Snaps
11 April 2023

Taiwan’s softer inflation and weak exports should make the central bank pause and weaken the currency

Taiwan's recent economic data has been weak and today's inflation and export data reflect this trend. We expect the central bank to stay put in the second quarter. This would widen the interest rate differential between the US, which should continue to hike in the quarter

Taiwan's central bank
Taiwan's central bank

CPI was milder in March and exports were weaker than expected

Weaker inflation

CPI fell to 2.35% year-on-year in March from 2.43% in February while the PPI fell to 0.52% YoY in March from 3.97% YoY in February. The steep fall in PPI was mostly affected by lower energy prices. Export and import prices fell into negative territory, to -0.74% YoY in March from 1.99% in February, and -1.98% YoY from 3.37%, respectively.

This set of price data highlights the acute problem of weak demand from the US and Europe, which is hurting Taiwan's economy and has passed from exports to the domestic market through slower wage growth and therefore lower CPI inflation.

Very weak exports and imports

Exports contracted 19.1% YoY to USD$35.2 billion from a contraction of 17.1% YoY in February. Exports to Mainland China fell deeper, by -35.0% YoY in March from -30.2% YoY a month ago. The migration of some Taiwanese factories is likely one of the causes of this big fall. It is also partly due to the overall weakness in global demand for semiconductors. Exports of integrated circuits, Taiwan's main export item which contributes more than 41% of total exports, fell 13.4% YoY in March. Almost every export item experienced a yearly contraction in March except for exports of minerals, but minerals contribute only a bit more than 3% of Taiwan's overall exports.

Imports experienced similar issues, as Taiwan's imports are mostly used for its export-related manufacturing activities. Imports contracted 20.1% YoY in March after a contraction of 9.4% YoY in February. The big contraction came from imports from Saudi Arabia and South Korea, which shrank more than 30% YoY. Imports from Mainland China also saw a deeper contraction, falling 26.7% YoY in March from -20.8% YoY in February. Both electronics parts and minerals, which are used in the production of other electronic parts and goods fell the most, by 34.8% YoY and 31.7% YoY in the month.

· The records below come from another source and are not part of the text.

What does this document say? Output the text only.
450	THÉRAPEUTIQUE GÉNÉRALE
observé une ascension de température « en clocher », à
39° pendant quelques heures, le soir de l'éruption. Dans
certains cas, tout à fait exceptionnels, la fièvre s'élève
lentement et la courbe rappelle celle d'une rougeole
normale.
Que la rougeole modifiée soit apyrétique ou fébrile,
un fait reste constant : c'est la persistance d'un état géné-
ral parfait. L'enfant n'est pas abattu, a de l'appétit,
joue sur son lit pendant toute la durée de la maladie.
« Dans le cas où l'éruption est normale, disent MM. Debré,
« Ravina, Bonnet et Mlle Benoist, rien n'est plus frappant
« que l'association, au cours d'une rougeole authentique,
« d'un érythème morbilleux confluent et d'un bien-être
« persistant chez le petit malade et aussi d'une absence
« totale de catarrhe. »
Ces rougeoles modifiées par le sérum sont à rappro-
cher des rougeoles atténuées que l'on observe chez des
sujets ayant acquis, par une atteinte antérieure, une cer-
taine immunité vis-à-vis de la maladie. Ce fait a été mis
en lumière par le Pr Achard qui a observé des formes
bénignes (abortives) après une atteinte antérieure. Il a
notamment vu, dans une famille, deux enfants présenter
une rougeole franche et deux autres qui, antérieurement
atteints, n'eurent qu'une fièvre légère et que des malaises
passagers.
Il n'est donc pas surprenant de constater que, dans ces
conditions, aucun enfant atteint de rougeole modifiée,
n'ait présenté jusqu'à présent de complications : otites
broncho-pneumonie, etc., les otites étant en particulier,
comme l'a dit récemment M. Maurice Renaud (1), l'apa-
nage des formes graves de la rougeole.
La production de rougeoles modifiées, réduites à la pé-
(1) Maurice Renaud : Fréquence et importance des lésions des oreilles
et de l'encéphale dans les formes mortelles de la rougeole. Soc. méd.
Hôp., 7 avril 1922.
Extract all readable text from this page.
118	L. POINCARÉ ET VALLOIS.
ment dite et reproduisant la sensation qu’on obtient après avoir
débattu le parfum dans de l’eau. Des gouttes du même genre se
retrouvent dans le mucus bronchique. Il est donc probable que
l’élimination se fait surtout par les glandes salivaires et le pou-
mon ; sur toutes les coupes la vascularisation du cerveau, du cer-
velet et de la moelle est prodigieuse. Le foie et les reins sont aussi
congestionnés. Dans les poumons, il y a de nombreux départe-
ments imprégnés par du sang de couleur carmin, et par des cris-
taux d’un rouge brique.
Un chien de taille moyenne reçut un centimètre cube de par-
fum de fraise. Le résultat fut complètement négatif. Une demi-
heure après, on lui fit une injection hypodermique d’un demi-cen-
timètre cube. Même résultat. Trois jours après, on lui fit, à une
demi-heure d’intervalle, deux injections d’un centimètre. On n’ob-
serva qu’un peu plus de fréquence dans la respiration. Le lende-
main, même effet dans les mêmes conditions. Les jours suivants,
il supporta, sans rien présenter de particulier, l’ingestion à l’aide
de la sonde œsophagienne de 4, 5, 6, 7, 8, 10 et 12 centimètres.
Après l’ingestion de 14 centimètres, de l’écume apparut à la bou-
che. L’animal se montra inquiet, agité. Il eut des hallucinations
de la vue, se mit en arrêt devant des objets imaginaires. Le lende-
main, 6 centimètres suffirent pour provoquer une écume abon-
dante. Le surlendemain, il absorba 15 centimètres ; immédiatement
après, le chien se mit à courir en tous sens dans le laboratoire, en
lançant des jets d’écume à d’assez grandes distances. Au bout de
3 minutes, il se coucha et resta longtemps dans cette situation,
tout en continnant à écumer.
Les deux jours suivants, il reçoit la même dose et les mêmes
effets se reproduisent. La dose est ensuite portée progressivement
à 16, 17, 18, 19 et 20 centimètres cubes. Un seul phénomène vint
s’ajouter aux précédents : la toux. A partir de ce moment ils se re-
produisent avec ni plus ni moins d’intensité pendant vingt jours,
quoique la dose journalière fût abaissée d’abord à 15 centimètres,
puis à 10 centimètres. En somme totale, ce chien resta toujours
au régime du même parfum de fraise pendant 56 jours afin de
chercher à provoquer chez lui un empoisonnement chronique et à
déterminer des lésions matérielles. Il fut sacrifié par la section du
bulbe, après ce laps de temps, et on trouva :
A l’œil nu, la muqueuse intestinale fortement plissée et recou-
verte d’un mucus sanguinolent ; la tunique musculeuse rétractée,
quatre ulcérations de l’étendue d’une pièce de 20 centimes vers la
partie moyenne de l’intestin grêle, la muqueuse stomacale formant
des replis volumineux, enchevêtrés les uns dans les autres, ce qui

The data points to a very weak export picture in March and in the coming months. We maintain our view that the recovery of Mainland China's economy cannot fill the gap left by a weaker economy in the US and a milder one in Europe.

Central bank should pause rate hikes

Taiwan's central bank surprised the market by hiking the policy rate by 12.5bp to 1.875% on 23 March 2023 when economic data had already been weak. Data released today shows that the economy has weakened further. Another rate hike would be very surprising. But the central bank could be concerned about the widening interest rate differential with the US as we expect the US to continue hiking in the second quarter.

Revising USD/TWD forecast

This interest rate differential, together with the deteriorating prospect of Taiwanese semiconductor companies, could easily drive capital outflows from Taiwan's stock market. And this would put extra pressure on the Taiwan dollar, at least in the second quarter. Our previous forecast of USD/TWD was 30.00 and 29.50 by the end of the second and third quarters, respectively. Due to this set of weak economic data and our expectation of a pause from the central bank, we are now revising the USD/TWD forecasts to 31.00 and 30.00 by the end of the second and third quarters, respectively.

We expect the Federal Reserve to cut interest rates aggressively by 100bp in the fourth quarter, and by that time, the dollar should weaken. Though the Taiwan central bank should follow the Fed's rate cut in the fourth quarter, the degree of the cut should be much smaller, by only 25bp. And we expect Mainland China should be on track for economic recovery, and provide some fresh demand for semiconductors. All in all, there is still a high chance that we can achieve our USD/TWD forecast of 29.00 by the end of 2023.